ReplyDeletePolicy -- i.e. the "Greenspan Put" -- was not necessarily "too easy". Instead, it was "too disruptive" to relative prices, and to optimal corporate/household leverage and liquidity choices. These distortions led to the crisis and contributed to the structural deficiencies that ecb cites above.
Today, the Fed faces similar issues. Inflation expectations are rising, but most of that is likely coming from views of future commodity and import price inflation, and not, for instance, shelter. Could the effect of relative price distortions be greater than the positive effect of higher nominal spending?
All:
ReplyDeleteI have responded to the seeming inconsistency of my views in a new post.
ECB:
I hear you, but think the biggest structural issue was (1) the opening up of China and India and (2) technological gains. These two developments amounted to large positive aggregate supply shocks to the global economy. And the Fed did not handle them well.
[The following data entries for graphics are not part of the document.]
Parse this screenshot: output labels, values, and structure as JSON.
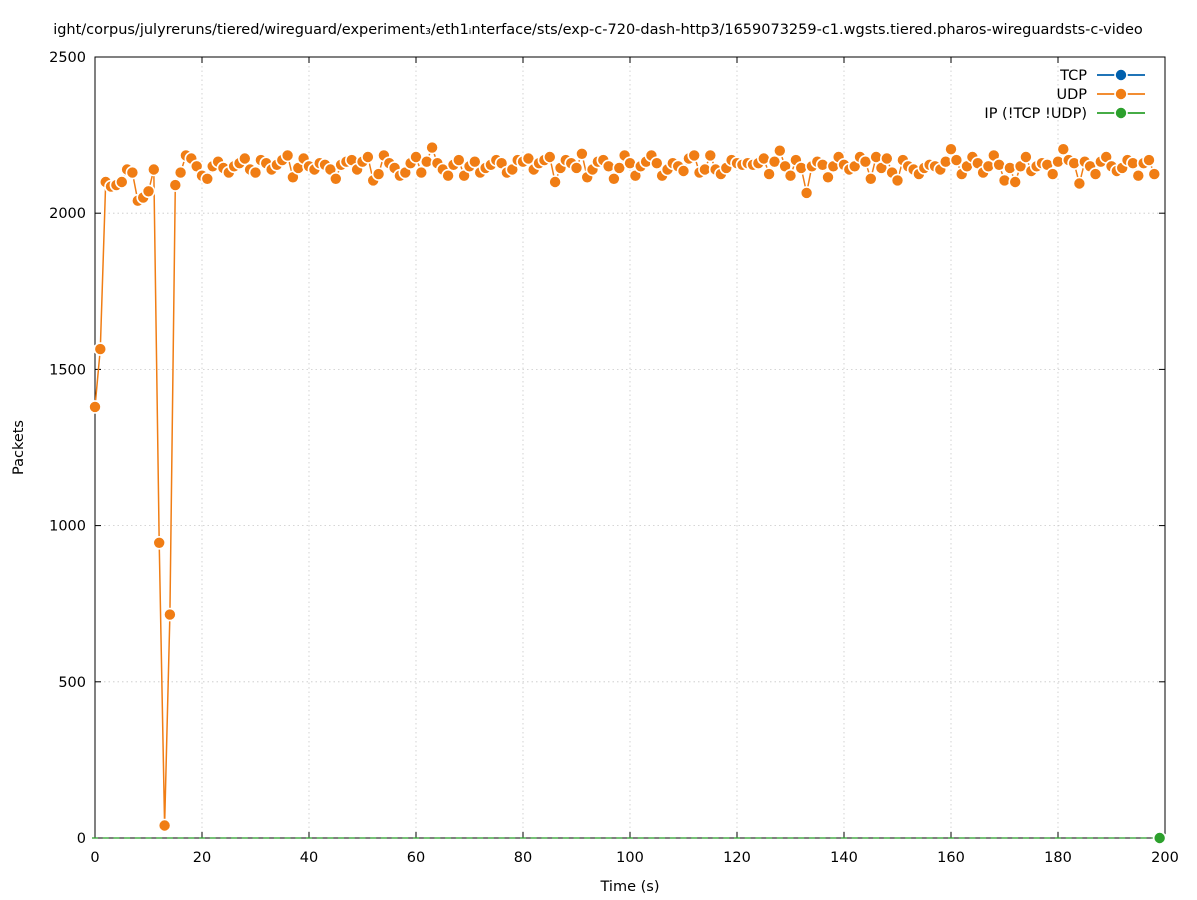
{
  "chart_data": {
    "type": "line",
    "title": "ight/corpus/julyreruns/tiered/wireguard/experiment₃/eth1ᵢnterface/sts/exp-c-720-dash-http3/1659073259-c1.wgsts.tiered.pharos-wireguardsts-c-video",
    "xlabel": "Time (s)",
    "ylabel": "Packets",
    "xlim": [
      0,
      200
    ],
    "ylim": [
      0,
      2500
    ],
    "x_ticks": [
      "0",
      "20",
      "40",
      "60",
      "80",
      "100",
      "120",
      "140",
      "160",
      "180",
      "200"
    ],
    "y_ticks": [
      "0",
      "500",
      "1000",
      "1500",
      "2000",
      "2500"
    ],
    "grid": true,
    "legend_position": "top-right",
    "series": [
      {
        "name": "TCP",
        "color": "#0060ad",
        "points": [
          [
            199,
            0
          ]
        ]
      },
      {
        "name": "UDP",
        "color": "#f07d14",
        "points": [
          [
            0,
            1380
          ],
          [
            1,
            1565
          ],
          [
            2,
            2100
          ],
          [
            3,
            2085
          ],
          [
            4,
            2090
          ],
          [
            5,
            2100
          ],
          [
            6,
            2140
          ],
          [
            7,
            2130
          ],
          [
            8,
            2040
          ],
          [
            9,
            2050
          ],
          [
            10,
            2070
          ],
          [
            11,
            2140
          ],
          [
            12,
            945
          ],
          [
            13,
            40
          ],
          [
            14,
            715
          ],
          [
            15,
            2090
          ],
          [
            16,
            2130
          ],
          [
            17,
            2185
          ],
          [
            18,
            2175
          ],
          [
            19,
            2150
          ],
          [
            20,
            2120
          ],
          [
            21,
            2110
          ],
          [
            22,
            2150
          ],
          [
            23,
            2165
          ],
          [
            24,
            2145
          ],
          [
            25,
            2130
          ],
          [
            26,
            2150
          ],
          [
            27,
            2160
          ],
          [
            28,
            2175
          ],
          [
            29,
            2140
          ],
          [
            30,
            2130
          ],
          [
            31,
            2170
          ],
          [
            32,
            2160
          ],
          [
            33,
            2140
          ],
          [
            34,
            2155
          ],
          [
            35,
            2170
          ],
          [
            36,
            2185
          ],
          [
            37,
            2115
          ],
          [
            38,
            2145
          ],
          [
            39,
            2175
          ],
          [
            40,
            2150
          ],
          [
            41,
            2140
          ],
          [
            42,
            2160
          ],
          [
            43,
            2155
          ],
          [
            44,
            2140
          ],
          [
            45,
            2110
          ],
          [
            46,
            2155
          ],
          [
            47,
            2165
          ],
          [
            48,
            2170
          ],
          [
            49,
            2140
          ],
          [
            50,
            2165
          ],
          [
            51,
            2180
          ],
          [
            52,
            2105
          ],
          [
            53,
            2125
          ],
          [
            54,
            2185
          ],
          [
            55,
            2160
          ],
          [
            56,
            2145
          ],
          [
            57,
            2120
          ],
          [
            58,
            2130
          ],
          [
            59,
            2160
          ],
          [
            60,
            2180
          ],
          [
            61,
            2130
          ],
          [
            62,
            2165
          ],
          [
            63,
            2210
          ],
          [
            64,
            2160
          ],
          [
            65,
            2140
          ],
          [
            66,
            2120
          ],
          [
            67,
            2155
          ],
          [
            68,
            2170
          ],
          [
            69,
            2120
          ],
          [
            70,
            2150
          ],
          [
            71,
            2165
          ],
          [
            72,
            2130
          ],
          [
            73,
            2145
          ],
          [
            74,
            2155
          ],
          [
            75,
            2170
          ],
          [
            76,
            2160
          ],
          [
            77,
            2130
          ],
          [
            78,
            2140
          ],
          [
            79,
            2170
          ],
          [
            80,
            2165
          ],
          [
            81,
            2175
          ],
          [
            82,
            2140
          ],
          [
            83,
            2160
          ],
          [
            84,
            2170
          ],
          [
            85,
            2180
          ],
          [
            86,
            2100
          ],
          [
            87,
            2145
          ],
          [
            88,
            2170
          ],
          [
            89,
            2160
          ],
          [
            90,
            2145
          ],
          [
            91,
            2190
          ],
          [
            92,
            2115
          ],
          [
            93,
            2140
          ],
          [
            94,
            2165
          ],
          [
            95,
            2170
          ],
          [
            96,
            2150
          ],
          [
            97,
            2110
          ],
          [
            98,
            2145
          ],
          [
            99,
            2185
          ],
          [
            100,
            2160
          ],
          [
            101,
            2120
          ],
          [
            102,
            2150
          ],
          [
            103,
            2165
          ],
          [
            104,
            2185
          ],
          [
            105,
            2160
          ],
          [
            106,
            2120
          ],
          [
            107,
            2140
          ],
          [
            108,
            2160
          ],
          [
            109,
            2150
          ],
          [
            110,
            2135
          ],
          [
            111,
            2175
          ],
          [
            112,
            2185
          ],
          [
            113,
            2130
          ],
          [
            114,
            2140
          ],
          [
            115,
            2185
          ],
          [
            116,
            2140
          ],
          [
            117,
            2125
          ],
          [
            118,
            2145
          ],
          [
            119,
            2170
          ],
          [
            120,
            2160
          ],
          [
            121,
            2155
          ],
          [
            122,
            2160
          ],
          [
            123,
            2155
          ],
          [
            124,
            2160
          ],
          [
            125,
            2175
          ],
          [
            126,
            2125
          ],
          [
            127,
            2165
          ],
          [
            128,
            2200
          ],
          [
            129,
            2150
          ],
          [
            130,
            2120
          ],
          [
            131,
            2170
          ],
          [
            132,
            2145
          ],
          [
            133,
            2065
          ],
          [
            134,
            2150
          ],
          [
            135,
            2165
          ],
          [
            136,
            2155
          ],
          [
            137,
            2115
          ],
          [
            138,
            2150
          ],
          [
            139,
            2180
          ],
          [
            140,
            2155
          ],
          [
            141,
            2140
          ],
          [
            142,
            2150
          ],
          [
            143,
            2180
          ],
          [
            144,
            2165
          ],
          [
            145,
            2110
          ],
          [
            146,
            2180
          ],
          [
            147,
            2145
          ],
          [
            148,
            2175
          ],
          [
            149,
            2130
          ],
          [
            150,
            2105
          ],
          [
            151,
            2170
          ],
          [
            152,
            2150
          ],
          [
            153,
            2140
          ],
          [
            154,
            2125
          ],
          [
            155,
            2145
          ],
          [
            156,
            2155
          ],
          [
            157,
            2150
          ],
          [
            158,
            2140
          ],
          [
            159,
            2165
          ],
          [
            160,
            2205
          ],
          [
            161,
            2170
          ],
          [
            162,
            2125
          ],
          [
            163,
            2150
          ],
          [
            164,
            2180
          ],
          [
            165,
            2160
          ],
          [
            166,
            2130
          ],
          [
            167,
            2150
          ],
          [
            168,
            2185
          ],
          [
            169,
            2155
          ],
          [
            170,
            2105
          ],
          [
            171,
            2145
          ],
          [
            172,
            2100
          ],
          [
            173,
            2150
          ],
          [
            174,
            2180
          ],
          [
            175,
            2135
          ],
          [
            176,
            2150
          ],
          [
            177,
            2160
          ],
          [
            178,
            2155
          ],
          [
            179,
            2125
          ],
          [
            180,
            2165
          ],
          [
            181,
            2205
          ],
          [
            182,
            2170
          ],
          [
            183,
            2160
          ],
          [
            184,
            2095
          ],
          [
            185,
            2165
          ],
          [
            186,
            2150
          ],
          [
            187,
            2125
          ],
          [
            188,
            2165
          ],
          [
            189,
            2180
          ],
          [
            190,
            2150
          ],
          [
            191,
            2135
          ],
          [
            192,
            2145
          ],
          [
            193,
            2170
          ],
          [
            194,
            2160
          ],
          [
            195,
            2120
          ],
          [
            196,
            2160
          ],
          [
            197,
            2170
          ],
          [
            198,
            2125
          ]
        ]
      },
      {
        "name": "IP (!TCP  !UDP)",
        "color": "#2ca02c",
        "points": [
          [
            199,
            0
          ]
        ]
      }
    ]
  }
}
Oaky, the CPI index now stands at 218, ands was at 172 in 2000. That about 2.6 percent a year, straightline, less if adjusted for compounding.
ReplyDeleteNow, the FOMC says the CPI overstates inflation by 1 percent.
Okay, that gets us down to 1.6 percent inflation 2000-2010.
Really, are we developing a fetish for low inflation? 1.6 percent inflation means the Fed is "too loose."?
We have had housing and property busts before. Usually poor underwriting is involved. You tell someone they can make a bet with leveraged money.....but can only lose the equity, not the leverage, if things go wrong....
Man, I want to borrow money like that...
China/India global supply shock: yes this is clearly important, but do not underestimate the schlerosis building in the US economy from a dreadful education system (at least until Year 12) and corrupted politics.
ReplyDeleteI am very "bearish" on the US future and wish I had an Aussie passport!! (flooding or not)
Did you attend the AEA by chance and perhaps see the panel by Rajan, Acemoglu and Glaeser? It looks fascinating from what I can glean.